Find the average value of the function f(x)= 8/ (3+x)^2 on the interval [0,2]
To find the average value of a function on an interval, you need to evaluate the definite integral of the function over that interval, and then divide the result by the length of the interval.
In this case, the function is f(x) = 8/(3+x)^2 and the interval is [0, 2].
Step 1: Evaluate the definite integral
To find the definite integral, you need to first find the antiderivative of the function and then evaluate it at the interval's bounds.
The antiderivative of f(x) = 8/(3+x)^2 can be obtained by using the u-substitution method. Let u = 3+x, then du = dx.
So, the antiderivative becomes ∫8/u^2 du, which simplifies to -8/u + C, where C is the constant of integration.
Now, evaluate the antiderivative at the upper and lower bounds of the interval:
F(2) - F(0) = [-8/(3+2) + C] - [-8/(3+0) + C]

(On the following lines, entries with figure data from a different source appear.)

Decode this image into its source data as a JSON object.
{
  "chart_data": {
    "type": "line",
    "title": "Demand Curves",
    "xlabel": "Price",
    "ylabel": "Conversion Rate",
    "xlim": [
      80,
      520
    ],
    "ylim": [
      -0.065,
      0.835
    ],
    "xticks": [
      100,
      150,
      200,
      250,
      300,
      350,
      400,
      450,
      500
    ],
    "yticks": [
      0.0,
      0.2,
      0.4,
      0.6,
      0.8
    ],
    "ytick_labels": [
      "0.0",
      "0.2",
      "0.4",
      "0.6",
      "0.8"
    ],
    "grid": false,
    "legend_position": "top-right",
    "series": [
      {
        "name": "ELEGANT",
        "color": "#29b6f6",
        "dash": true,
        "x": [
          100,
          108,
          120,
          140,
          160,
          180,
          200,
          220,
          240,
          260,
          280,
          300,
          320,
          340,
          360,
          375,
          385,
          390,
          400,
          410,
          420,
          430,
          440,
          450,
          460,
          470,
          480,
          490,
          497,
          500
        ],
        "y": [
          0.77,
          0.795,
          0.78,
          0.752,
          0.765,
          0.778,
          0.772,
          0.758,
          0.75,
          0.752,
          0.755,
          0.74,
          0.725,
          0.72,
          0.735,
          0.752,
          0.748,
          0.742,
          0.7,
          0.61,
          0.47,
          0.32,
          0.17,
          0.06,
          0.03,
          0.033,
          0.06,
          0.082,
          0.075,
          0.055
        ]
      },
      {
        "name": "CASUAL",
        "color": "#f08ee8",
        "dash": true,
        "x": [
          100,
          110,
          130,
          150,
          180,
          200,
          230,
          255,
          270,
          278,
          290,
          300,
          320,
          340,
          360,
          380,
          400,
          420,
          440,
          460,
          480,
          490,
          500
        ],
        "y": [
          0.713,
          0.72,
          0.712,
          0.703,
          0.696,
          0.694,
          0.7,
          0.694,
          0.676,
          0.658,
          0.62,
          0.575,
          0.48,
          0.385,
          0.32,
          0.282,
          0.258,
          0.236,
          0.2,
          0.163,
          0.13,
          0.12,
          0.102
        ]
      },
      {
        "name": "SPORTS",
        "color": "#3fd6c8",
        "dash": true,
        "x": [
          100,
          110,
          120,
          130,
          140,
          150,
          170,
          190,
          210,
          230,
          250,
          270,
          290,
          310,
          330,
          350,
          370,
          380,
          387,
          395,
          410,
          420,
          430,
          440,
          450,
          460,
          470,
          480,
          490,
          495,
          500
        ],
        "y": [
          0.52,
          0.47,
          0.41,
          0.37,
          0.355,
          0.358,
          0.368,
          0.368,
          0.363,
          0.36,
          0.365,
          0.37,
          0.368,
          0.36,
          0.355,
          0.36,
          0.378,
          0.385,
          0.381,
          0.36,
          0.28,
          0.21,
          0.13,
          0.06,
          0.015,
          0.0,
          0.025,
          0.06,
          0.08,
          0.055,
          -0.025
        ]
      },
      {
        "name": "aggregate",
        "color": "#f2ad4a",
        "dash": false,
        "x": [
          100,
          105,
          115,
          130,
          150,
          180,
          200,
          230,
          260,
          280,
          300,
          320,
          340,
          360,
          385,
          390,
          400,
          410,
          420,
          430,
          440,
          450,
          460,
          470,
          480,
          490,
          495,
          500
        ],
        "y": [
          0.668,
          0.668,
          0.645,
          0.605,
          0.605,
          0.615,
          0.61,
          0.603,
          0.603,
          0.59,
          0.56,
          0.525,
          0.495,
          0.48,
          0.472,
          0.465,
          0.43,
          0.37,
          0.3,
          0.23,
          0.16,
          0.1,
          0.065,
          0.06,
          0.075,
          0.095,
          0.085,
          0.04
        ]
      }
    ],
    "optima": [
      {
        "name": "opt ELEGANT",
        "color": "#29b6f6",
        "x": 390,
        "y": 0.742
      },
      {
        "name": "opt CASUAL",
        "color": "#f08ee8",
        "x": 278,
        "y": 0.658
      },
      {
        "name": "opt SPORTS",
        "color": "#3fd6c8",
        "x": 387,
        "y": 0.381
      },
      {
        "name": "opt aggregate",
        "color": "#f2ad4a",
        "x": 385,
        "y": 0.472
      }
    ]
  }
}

= [-8/(5) + C] - [-8/(3) + C]
= -8/5 + 8/3 - (-8/3 + C)
= -8/5 + 8/3 + 8/3 - C
= -8/5 + 16/3 - C
Step 2: Calculate the interval's length
The length of the interval [0, 2] is obtained by subtracting the lower bound from the upper bound: 2 - 0 = 2.
Step 3: Divide the integral result by the interval's length
To find the average value, divide the result from step 1 by the length of the interval from step 2:
(-8/5 + 16/3 - C) / 2
Simplifying further, we get:
(-16/10 + 32/6 - C) / 2
(-8/5 + 16/3 - C) / 2
So, the average value of the function f(x) = 8/(3+x)^2 on the interval [0,2] is (-8/5 + 16/3 - C) / 2.